Mistakes we made that might have made it much worse, but luckily, didn’t:

  • We didn’t have a lot of water handy.  We’d given up on keeping a full bucket of water around because the children kept tipping it over and we were worried about one of them falling in.
  • We didn’t know where the closest emergency room was.  They drove him to the nearest town that they guessed would have a hospital, and luckily they were right; and time was not terribly important in this case, but it might’ve been.

What went right, that might not have:

  • Finnian was fully dressed except for shoes.  Our little ones aren’t always.  I know my toddler was walking around in nothing but a diaper a few times during the trip.
  • We had three fully stocked first-aid kits, one of which contained a wilderness-first-aid manual.
  • We got him out of the fire very fast, we knew to apply cold water immediately and for a long time (five to fifteen minutes), and Finnian’s dad thought to run the water over Finn’s entire body instead of just the area that seemed burned.  That was smart, because he did have other burns that didn’t turn red until later.

We resolved to buy a water bucket with a lid, to get some spray chalk to mark a Toddler Exclusion Circle (i.e. if they go inside it we yank them out) around the campfire, to forbid the girls from wearing dresses while camping, and to keep the babies fully dressed.  Of all the things that might’ve gone wrong, I am most haunted by the thought that Finnian might not have had two layers of clothes on.


Comments

2 responses to “The baby fell in the fire.”

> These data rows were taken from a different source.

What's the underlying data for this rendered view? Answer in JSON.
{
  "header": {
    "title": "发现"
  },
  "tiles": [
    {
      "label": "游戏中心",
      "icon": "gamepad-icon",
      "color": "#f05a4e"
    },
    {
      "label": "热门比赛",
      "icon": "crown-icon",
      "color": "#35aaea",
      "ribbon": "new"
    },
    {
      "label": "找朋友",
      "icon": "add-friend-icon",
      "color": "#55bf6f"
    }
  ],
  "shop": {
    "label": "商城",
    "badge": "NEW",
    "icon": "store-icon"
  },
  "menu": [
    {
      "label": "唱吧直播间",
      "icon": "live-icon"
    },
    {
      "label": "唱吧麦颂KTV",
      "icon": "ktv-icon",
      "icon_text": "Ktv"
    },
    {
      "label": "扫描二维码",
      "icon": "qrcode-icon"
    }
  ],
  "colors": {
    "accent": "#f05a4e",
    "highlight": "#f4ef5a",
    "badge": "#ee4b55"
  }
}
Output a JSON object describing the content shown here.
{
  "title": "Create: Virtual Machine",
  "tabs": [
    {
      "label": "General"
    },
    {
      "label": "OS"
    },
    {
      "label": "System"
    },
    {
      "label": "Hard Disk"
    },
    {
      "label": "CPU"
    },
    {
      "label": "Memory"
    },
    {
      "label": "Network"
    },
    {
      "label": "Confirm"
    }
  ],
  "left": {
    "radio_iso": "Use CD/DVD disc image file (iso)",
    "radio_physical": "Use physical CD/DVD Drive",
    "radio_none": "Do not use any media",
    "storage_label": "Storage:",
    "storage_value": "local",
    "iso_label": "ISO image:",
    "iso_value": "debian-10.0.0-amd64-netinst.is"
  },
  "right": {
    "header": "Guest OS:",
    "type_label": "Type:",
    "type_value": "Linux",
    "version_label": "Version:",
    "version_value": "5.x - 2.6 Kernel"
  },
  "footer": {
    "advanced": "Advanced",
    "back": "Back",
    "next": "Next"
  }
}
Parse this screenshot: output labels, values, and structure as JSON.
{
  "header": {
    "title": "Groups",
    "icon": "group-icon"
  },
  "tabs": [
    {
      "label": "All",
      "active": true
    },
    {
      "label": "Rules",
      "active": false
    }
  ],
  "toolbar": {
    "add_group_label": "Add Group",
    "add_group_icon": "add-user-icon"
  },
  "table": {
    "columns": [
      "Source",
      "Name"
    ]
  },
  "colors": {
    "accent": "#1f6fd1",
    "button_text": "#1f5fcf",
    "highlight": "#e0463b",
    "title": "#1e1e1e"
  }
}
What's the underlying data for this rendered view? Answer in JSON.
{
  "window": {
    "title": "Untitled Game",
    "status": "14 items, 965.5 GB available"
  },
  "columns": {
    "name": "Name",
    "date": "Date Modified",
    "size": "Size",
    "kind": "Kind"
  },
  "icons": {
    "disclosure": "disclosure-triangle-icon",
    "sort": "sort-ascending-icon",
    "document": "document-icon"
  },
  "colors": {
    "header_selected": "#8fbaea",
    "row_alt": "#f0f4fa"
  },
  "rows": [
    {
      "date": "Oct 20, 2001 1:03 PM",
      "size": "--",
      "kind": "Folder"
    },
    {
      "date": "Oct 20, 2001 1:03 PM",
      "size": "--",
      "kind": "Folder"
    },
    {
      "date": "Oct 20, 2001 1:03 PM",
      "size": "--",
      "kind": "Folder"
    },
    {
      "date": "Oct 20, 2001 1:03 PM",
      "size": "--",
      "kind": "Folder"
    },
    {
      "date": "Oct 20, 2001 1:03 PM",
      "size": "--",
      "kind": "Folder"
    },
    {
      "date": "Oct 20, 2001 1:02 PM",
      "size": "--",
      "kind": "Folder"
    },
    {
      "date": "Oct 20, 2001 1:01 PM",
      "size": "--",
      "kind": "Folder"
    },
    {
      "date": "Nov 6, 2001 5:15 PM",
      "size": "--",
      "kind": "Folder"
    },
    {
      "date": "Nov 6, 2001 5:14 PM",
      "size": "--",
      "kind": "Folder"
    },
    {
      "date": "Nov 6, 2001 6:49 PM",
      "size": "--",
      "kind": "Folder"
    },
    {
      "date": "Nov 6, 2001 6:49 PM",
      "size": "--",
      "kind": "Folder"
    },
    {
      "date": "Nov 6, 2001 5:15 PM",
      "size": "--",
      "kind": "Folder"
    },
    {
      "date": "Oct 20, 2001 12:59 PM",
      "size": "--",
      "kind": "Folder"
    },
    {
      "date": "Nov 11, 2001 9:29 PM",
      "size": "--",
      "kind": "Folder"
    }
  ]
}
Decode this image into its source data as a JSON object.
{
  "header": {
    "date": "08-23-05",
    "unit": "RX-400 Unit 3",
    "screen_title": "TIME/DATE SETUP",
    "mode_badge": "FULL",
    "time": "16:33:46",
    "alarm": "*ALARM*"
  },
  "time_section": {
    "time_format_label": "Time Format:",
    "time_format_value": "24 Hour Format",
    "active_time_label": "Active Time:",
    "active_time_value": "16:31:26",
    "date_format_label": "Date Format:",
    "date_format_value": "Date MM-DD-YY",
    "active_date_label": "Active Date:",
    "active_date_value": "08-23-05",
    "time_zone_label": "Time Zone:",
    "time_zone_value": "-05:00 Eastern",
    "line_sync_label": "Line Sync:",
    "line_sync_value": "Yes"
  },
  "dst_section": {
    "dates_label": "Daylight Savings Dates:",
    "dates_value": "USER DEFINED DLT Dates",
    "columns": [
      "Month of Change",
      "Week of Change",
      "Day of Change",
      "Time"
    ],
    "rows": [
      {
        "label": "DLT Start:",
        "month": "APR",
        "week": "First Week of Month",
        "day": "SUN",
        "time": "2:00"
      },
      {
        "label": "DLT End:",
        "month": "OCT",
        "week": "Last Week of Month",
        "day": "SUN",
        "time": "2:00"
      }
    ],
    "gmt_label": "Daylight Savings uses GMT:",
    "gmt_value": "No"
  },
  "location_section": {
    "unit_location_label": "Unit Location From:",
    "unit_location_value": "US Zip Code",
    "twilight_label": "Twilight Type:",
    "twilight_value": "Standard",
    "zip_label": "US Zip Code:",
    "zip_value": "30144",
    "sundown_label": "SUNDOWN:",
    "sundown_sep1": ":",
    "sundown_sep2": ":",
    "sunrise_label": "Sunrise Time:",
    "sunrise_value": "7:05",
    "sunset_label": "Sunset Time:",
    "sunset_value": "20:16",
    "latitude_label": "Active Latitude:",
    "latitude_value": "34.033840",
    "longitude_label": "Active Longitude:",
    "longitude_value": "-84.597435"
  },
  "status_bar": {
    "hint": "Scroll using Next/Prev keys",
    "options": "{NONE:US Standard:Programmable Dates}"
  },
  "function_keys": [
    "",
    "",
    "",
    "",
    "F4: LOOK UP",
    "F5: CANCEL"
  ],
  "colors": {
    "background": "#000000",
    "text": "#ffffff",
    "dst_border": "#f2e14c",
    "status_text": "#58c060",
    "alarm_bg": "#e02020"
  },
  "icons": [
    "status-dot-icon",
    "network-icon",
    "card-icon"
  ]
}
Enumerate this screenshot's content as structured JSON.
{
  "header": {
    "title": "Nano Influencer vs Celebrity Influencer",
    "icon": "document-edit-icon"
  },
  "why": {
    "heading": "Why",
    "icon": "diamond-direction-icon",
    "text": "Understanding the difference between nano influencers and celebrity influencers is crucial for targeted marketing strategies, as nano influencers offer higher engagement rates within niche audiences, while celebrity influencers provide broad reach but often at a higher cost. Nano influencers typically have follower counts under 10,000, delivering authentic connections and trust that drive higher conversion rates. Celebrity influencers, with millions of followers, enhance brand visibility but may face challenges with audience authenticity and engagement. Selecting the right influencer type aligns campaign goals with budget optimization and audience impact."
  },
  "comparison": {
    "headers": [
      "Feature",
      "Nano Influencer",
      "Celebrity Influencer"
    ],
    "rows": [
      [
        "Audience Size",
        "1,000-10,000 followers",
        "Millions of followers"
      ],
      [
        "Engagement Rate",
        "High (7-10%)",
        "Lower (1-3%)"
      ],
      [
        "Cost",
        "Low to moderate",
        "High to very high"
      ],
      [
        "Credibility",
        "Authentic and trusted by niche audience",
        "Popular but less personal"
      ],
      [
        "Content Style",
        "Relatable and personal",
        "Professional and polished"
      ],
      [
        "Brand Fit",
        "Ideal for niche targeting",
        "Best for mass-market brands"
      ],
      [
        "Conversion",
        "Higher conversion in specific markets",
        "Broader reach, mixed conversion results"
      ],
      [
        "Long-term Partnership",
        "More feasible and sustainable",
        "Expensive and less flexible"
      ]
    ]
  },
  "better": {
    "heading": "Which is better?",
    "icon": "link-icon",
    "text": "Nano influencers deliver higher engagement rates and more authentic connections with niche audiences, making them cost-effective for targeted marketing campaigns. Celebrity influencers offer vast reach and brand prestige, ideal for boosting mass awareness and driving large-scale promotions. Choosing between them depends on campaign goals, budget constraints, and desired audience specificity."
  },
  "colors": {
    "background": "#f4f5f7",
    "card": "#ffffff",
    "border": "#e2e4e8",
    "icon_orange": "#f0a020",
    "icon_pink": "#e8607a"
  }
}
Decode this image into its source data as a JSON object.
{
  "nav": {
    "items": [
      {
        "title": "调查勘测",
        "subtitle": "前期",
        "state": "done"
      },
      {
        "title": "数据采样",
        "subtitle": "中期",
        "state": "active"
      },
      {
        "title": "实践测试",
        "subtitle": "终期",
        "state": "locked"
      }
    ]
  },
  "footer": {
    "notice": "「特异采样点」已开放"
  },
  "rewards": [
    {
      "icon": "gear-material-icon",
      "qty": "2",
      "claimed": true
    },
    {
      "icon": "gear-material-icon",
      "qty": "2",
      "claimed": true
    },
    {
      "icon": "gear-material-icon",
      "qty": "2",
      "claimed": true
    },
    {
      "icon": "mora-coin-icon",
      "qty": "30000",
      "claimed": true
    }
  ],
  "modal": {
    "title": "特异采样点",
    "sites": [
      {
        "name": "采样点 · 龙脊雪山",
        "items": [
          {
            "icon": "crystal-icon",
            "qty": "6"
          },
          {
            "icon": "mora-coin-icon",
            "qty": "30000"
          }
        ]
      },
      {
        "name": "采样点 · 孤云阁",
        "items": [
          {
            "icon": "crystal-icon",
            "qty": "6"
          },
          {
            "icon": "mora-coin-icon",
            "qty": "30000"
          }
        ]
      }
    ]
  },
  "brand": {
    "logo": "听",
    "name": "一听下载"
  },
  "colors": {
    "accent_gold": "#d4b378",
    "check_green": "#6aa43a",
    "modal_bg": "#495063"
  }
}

  1. That is absolutely terrifying to think about! My husband used to brew beer outside on a low turkey boiler thingie, and I could never stand too close while holding a baby because of the (probably irrational) fear that the baby would wiggle out of my arms and fall into the boiling liquid. Gives me shivers.
    Glad to hear young Finnian is all right.

    Like

  2. Yes, it was scary. But we felt mostly lucky when it was over.
    For the most part I think young children can learn quickly about safety around hot things—all it takes is for you to give them the chance to get a teeny little minor burn at an impressionable age. But it does take some vigilance, and we all dropped the ball on this trip.